Eine dritte Ansicht favorisiert einen ganz anderen Entwicklungsweg: Eine explosionsartige Entwicklung von sehr
massereichen und überdichten Körpern zu kleineren Fragmenten.
Sie geht von der Beobachtung einer Vielzahl von unterschiedlich starken Aktivitätserscheinungen in Galaxien aus. Dazu
gehören normale Radiogalaxien, kompakte Radioquellen,
Seyfertgalaxien und Quasare. Sie zeigen starke Energieausbrüche oder sogar den Auswurf neuer Objekte.
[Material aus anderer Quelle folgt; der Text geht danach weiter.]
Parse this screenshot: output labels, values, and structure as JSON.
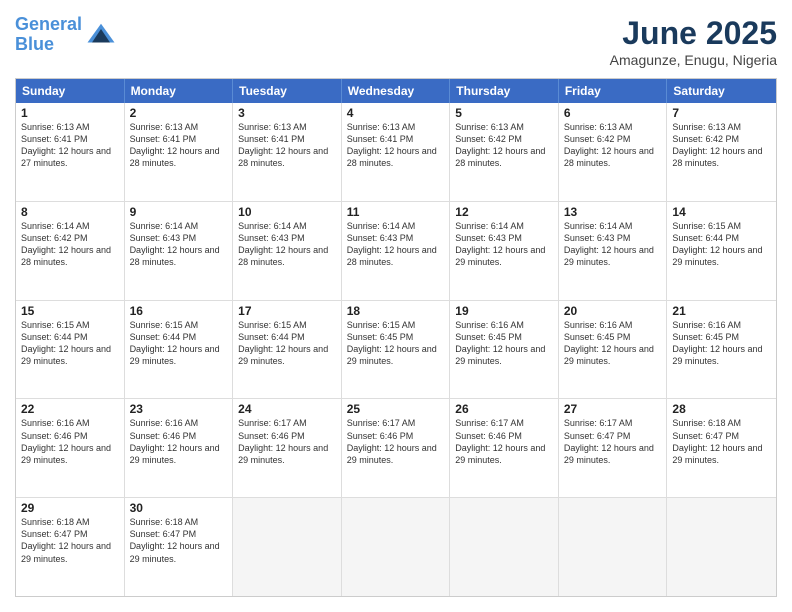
{
  "logo": {
    "line1": "General",
    "line2": "Blue"
  },
  "title": "June 2025",
  "location": "Amagunze, Enugu, Nigeria",
  "header": {
    "days": [
      "Sunday",
      "Monday",
      "Tuesday",
      "Wednesday",
      "Thursday",
      "Friday",
      "Saturday"
    ]
  },
  "rows": [
    [
      {
        "day": "1",
        "sunrise": "6:13 AM",
        "sunset": "6:41 PM",
        "daylight": "12 hours and 27 minutes."
      },
      {
        "day": "2",
        "sunrise": "6:13 AM",
        "sunset": "6:41 PM",
        "daylight": "12 hours and 28 minutes."
      },
      {
        "day": "3",
        "sunrise": "6:13 AM",
        "sunset": "6:41 PM",
        "daylight": "12 hours and 28 minutes."
      },
      {
        "day": "4",
        "sunrise": "6:13 AM",
        "sunset": "6:41 PM",
        "daylight": "12 hours and 28 minutes."
      },
      {
        "day": "5",
        "sunrise": "6:13 AM",
        "sunset": "6:42 PM",
        "daylight": "12 hours and 28 minutes."
      },
      {
        "day": "6",
        "sunrise": "6:13 AM",
        "sunset": "6:42 PM",
        "daylight": "12 hours and 28 minutes."
      },
      {
        "day": "7",
        "sunrise": "6:13 AM",
        "sunset": "6:42 PM",
        "daylight": "12 hours and 28 minutes."
      }
    ],
    [
      {
        "day": "8",
        "sunrise": "6:14 AM",
        "sunset": "6:42 PM",
        "daylight": "12 hours and 28 minutes."
      },
      {
        "day": "9",
        "sunrise": "6:14 AM",
        "sunset": "6:43 PM",
        "daylight": "12 hours and 28 minutes."
      },
      {
        "day": "10",
        "sunrise": "6:14 AM",
        "sunset": "6:43 PM",
        "daylight": "12 hours and 28 minutes."
      },
      {
        "day": "11",
        "sunrise": "6:14 AM",
        "sunset": "6:43 PM",
        "daylight": "12 hours and 28 minutes."
      },
      {
        "day": "12",
        "sunrise": "6:14 AM",
        "sunset": "6:43 PM",
        "daylight": "12 hours and 29 minutes."
      },
      {
        "day": "13",
        "sunrise": "6:14 AM",
        "sunset": "6:43 PM",
        "daylight": "12 hours and 29 minutes."
      },
      {
        "day": "14",
        "sunrise": "6:15 AM",
        "sunset": "6:44 PM",
        "daylight": "12 hours and 29 minutes."
      }
    ],
    [
      {
        "day": "15",
        "sunrise": "6:15 AM",
        "sunset": "6:44 PM",
        "daylight": "12 hours and 29 minutes."
      },
      {
        "day": "16",
        "sunrise": "6:15 AM",
        "sunset": "6:44 PM",
        "daylight": "12 hours and 29 minutes."
      },
      {
        "day": "17",
        "sunrise": "6:15 AM",
        "sunset": "6:44 PM",
        "daylight": "12 hours and 29 minutes."
      },
      {
        "day": "18",
        "sunrise": "6:15 AM",
        "sunset": "6:45 PM",
        "daylight": "12 hours and 29 minutes."
      },
      {
        "day": "19",
        "sunrise": "6:16 AM",
        "sunset": "6:45 PM",
        "daylight": "12 hours and 29 minutes."
      },
      {
        "day": "20",
        "sunrise": "6:16 AM",
        "sunset": "6:45 PM",
        "daylight": "12 hours and 29 minutes."
      },
      {
        "day": "21",
        "sunrise": "6:16 AM",
        "sunset": "6:45 PM",
        "daylight": "12 hours and 29 minutes."
      }
    ],
    [
      {
        "day": "22",
        "sunrise": "6:16 AM",
        "sunset": "6:46 PM",
        "daylight": "12 hours and 29 minutes."
      },
      {
        "day": "23",
        "sunrise": "6:16 AM",
        "sunset": "6:46 PM",
        "daylight": "12 hours and 29 minutes."
      },
      {
        "day": "24",
        "sunrise": "6:17 AM",
        "sunset": "6:46 PM",
        "daylight": "12 hours and 29 minutes."
      },
      {
        "day": "25",
        "sunrise": "6:17 AM",
        "sunset": "6:46 PM",
        "daylight": "12 hours and 29 minutes."
      },
      {
        "day": "26",
        "sunrise": "6:17 AM",
        "sunset": "6:46 PM",
        "daylight": "12 hours and 29 minutes."
      },
      {
        "day": "27",
        "sunrise": "6:17 AM",
        "sunset": "6:47 PM",
        "daylight": "12 hours and 29 minutes."
      },
      {
        "day": "28",
        "sunrise": "6:18 AM",
        "sunset": "6:47 PM",
        "daylight": "12 hours and 29 minutes."
      }
    ],
    [
      {
        "day": "29",
        "sunrise": "6:18 AM",
        "sunset": "6:47 PM",
        "daylight": "12 hours and 29 minutes."
      },
      {
        "day": "30",
        "sunrise": "6:18 AM",
        "sunset": "6:47 PM",
        "daylight": "12 hours and 29 minutes."
      },
      {
        "day": "",
        "sunrise": "",
        "sunset": "",
        "daylight": ""
      },
      {
        "day": "",
        "sunrise": "",
        "sunset": "",
        "daylight": ""
      },
      {
        "day": "",
        "sunrise": "",
        "sunset": "",
        "daylight": ""
      },
      {
        "day": "",
        "sunrise": "",
        "sunset": "",
        "daylight": ""
      },
      {
        "day": "",
        "sunrise": "",
        "sunset": "",
        "daylight": ""
      }
    ]
  ]
}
Die Mehrheit der Astronomen folgt heute den zuerst beschriebenen Vorstellungen von Verdichtungen und Verschmelzungen.
Vertreter der zuletzt genannten Ansicht sind vor allem der
armenische Astronom V. A. Ambarzumjan und der britische
Astronom H. Arp. Sie machen neben den beobachteten Aktivitätsphänomenen vor allem geltend, daß ihre Vorstellung wegen
der angenommenen Entwicklungsrichtung von dichten zu dünnen Materiezuständen auch mit der beobachteten globalen
Expansion des Weltalls in Einklang steht.
Bild 4. Ganz besonders aktive und starke Radioquellen mit
explosionsartigen Ausbrüchen sind die sogenannten
Quasare. Auch bei Ihnen vermutet man im Zentrum einer
Akkretionscheibe ein schwarzes Loch. Senkrecht zur Ebene
der Akkretionsscheibe erfolgt der Ausbruch eines
relativistisch beschleunigten Materiejets. Quasare sind in
Galaxien eingebettet. Sie sind die hellste Form aktiver
Galaxienkerne. Das Bild gibt die hier beschriebene Modellvorstellung wieder.